For Reel

Talk About a Stranger (1952)
August 9, 2016, 5:26 pm
Filed under: Reviews | Tags: , ,

Director: David Bradley
4 Stars
Talk About a StrangerThis unjustly overlooked B-picture calls to mind To Kill a Mockingbird and Night of the Hunter in the way that it details a dark coming-of-age story in which a boy (Billy Gray) believes that a new immigrant in town (Kurt Kaszner) has killed his dog. The sense of lost innocence is directly linked with prejudice—to be an adult, the film might argue, is to identify with the gossiping, exclusive group of adults who are too willing to allow their hatred to perpetuate itself. If the early-goings of David Bradley’s film are relatively slow (the first half of the picture intentionally sets up a mostly idyllic image of Americana in order to later show a contrast), the storytelling and the visuals get increasingly surreal and abstract, favoring high-contrast shadows and radical camera angles. The road in which Gray often runs down seems to disappear into nothingness, suggesting the immediacy and paranoia that comes along with the night.

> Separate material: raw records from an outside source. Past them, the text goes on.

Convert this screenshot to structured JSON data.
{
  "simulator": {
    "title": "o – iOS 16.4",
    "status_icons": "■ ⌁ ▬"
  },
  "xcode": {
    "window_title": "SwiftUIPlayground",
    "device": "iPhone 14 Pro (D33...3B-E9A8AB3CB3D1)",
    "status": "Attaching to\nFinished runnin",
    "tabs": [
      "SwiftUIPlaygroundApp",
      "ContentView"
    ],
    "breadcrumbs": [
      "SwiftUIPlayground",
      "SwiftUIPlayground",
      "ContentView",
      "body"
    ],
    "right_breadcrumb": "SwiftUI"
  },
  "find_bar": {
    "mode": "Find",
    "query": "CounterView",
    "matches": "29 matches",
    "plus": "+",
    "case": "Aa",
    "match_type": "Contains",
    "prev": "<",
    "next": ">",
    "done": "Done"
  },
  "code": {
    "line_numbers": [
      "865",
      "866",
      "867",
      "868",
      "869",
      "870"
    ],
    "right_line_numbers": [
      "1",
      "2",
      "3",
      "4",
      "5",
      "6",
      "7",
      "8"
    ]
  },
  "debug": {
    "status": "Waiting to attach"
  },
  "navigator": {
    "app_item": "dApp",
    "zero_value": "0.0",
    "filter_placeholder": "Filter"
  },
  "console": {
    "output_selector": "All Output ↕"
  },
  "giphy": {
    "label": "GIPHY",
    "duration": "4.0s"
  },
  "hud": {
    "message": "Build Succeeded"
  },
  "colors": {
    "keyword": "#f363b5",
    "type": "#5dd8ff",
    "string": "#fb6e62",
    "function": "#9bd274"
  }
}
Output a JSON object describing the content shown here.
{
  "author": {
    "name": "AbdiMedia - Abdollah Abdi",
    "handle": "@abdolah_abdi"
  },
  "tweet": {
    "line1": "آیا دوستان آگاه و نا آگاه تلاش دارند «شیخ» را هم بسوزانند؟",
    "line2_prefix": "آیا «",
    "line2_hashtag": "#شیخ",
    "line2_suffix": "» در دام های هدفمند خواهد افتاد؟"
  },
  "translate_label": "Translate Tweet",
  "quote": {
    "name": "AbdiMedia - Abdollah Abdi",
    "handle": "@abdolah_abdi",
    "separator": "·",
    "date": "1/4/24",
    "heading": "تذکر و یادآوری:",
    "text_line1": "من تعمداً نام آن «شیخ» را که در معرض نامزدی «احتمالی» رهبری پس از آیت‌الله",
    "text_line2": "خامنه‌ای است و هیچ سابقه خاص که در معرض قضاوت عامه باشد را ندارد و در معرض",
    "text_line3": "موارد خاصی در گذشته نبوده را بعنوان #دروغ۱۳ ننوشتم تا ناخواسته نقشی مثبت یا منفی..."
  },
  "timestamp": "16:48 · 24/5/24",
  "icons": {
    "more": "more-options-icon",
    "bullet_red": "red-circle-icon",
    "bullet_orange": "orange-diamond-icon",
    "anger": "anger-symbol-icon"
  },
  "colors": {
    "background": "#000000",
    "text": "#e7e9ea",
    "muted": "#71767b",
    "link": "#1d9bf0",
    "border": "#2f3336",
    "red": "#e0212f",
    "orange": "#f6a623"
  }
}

Director David Bradley uses the imagery as a reflection of the child’s psyche (his first encounter with the stranger is filmed as a horror movie, and later Kazner literally lunges out of the fog as if he were a Universal monster), complimenting the sense of subjectivity by a persistent use of over-the-shoulder point-of-view shots in which the audience is positioned behind the boy to share his view. As with Night of the Hunter, the child’s first encounter with an adult conflict is rendered as a surreal, nightmarish folktale, creating both an intrinsic terror and fascination with the messiness of adulthood.